Bonobos and Chimpanzees

Bonobos are apes that look similar to chimpanzees. (There are physical differences, but I'm not enough of a primate expert to be able to pick them out.) Their behavior, however, is something else. You have to read a lot about them to believe that they exist. They seem like something a sex-obsessed leftie would dream up, but they're quite real. Frans de Waal, an expert on Bonobo behavior, describes them as being "female-centered, egalitarian, ... and substitute sex for aggression." That is an understatement.

(There is a lot of information on the web about bonobos--much of it is from de Waal, but other stuff collaborates his findings.
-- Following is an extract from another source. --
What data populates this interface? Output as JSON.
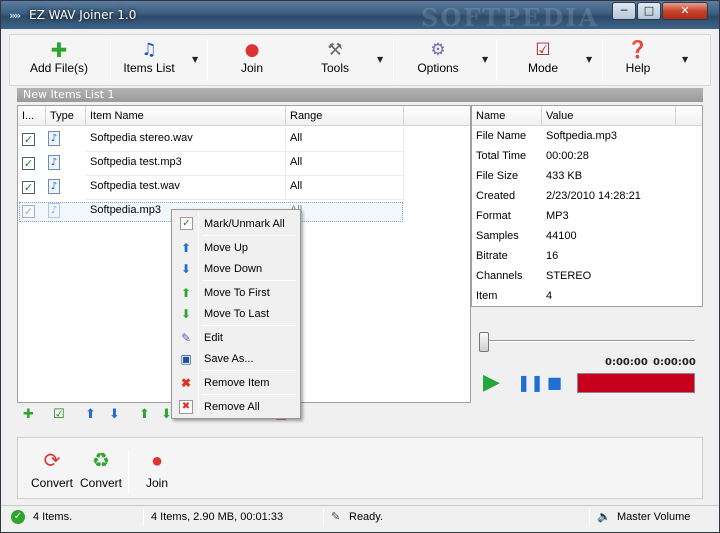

If you want to read a fun blog look at Bonobo Handshake, written by a researcher at the Lola ya Bonobo Sanctuary in the Congo.)

Chimpanzees and bonobos are the two primates that seem most closely related to humans. More than 98% of their DNA is identical to ours. But the behaviors of bonobos and chimps couldn't be more different. Bonobos are a true matriarchal society--bonobo males stay near their mother throughout their life and in bonobo society, it's the mothers that are dominant. However, in chimpanzees, aggressive males rule.

"The most important fact, which has remained unchanged over the last three decades of bonobo research, is that there exist no confirmed reports of lethal aggression, neither from the field nor from captivity. For chimpanzees, in contrast, we have dozens of cases of adult males killing other males, of males killing infants, of females killing infants, and so on. This is in the wild. ... There is absolutely no dearth of such information on chimpanzees, which contrasts greatly with the zero incidence in bonobos. " (Frans de Waal)

De Waal cautions against 'fairy tale' writing about bonobos. There are plenty of conflicts between bonobos. But generally the animals deal with them by 'sexual conflict resolution', a true case of 'make love, not war'.

"... at a forested sanctuary at Kinshasa it was recently decided to merge two groups of bonobos that had lived separately, just so as to induce some activity. No one would ever dream of doing this with chimpanzees as the only possible outcome would be a blood bath. The bonobos produced an orgy instead." (from an article by Frans de Waal)

Bonobos are overall more co-operative and egalitarian than chimpanzees. In experiments reported in the journal Current Biology, bonobos were able to cooperate better to retrieve food than chimpanzees (although chimpanzees hunt cooperatively in the wild), particularly when the food wasn't easy to divide.

So here are our two closest primate 'relatives'--one that's dominated by aggressive males that engage in hunting and warfare, and one that's headed up by the females, that's cooperative and relatively egalitarian, and where sex, rather than violence, is used to deal with conflict. As de Waal says, "The chimpanzee resolves sexual issues with power, the bonobo resolves power issues with sex..." In my last post, I wrote about our need for physical affection and how lack of affection is correlated with violence. Here we can see that it's not just true for human beings.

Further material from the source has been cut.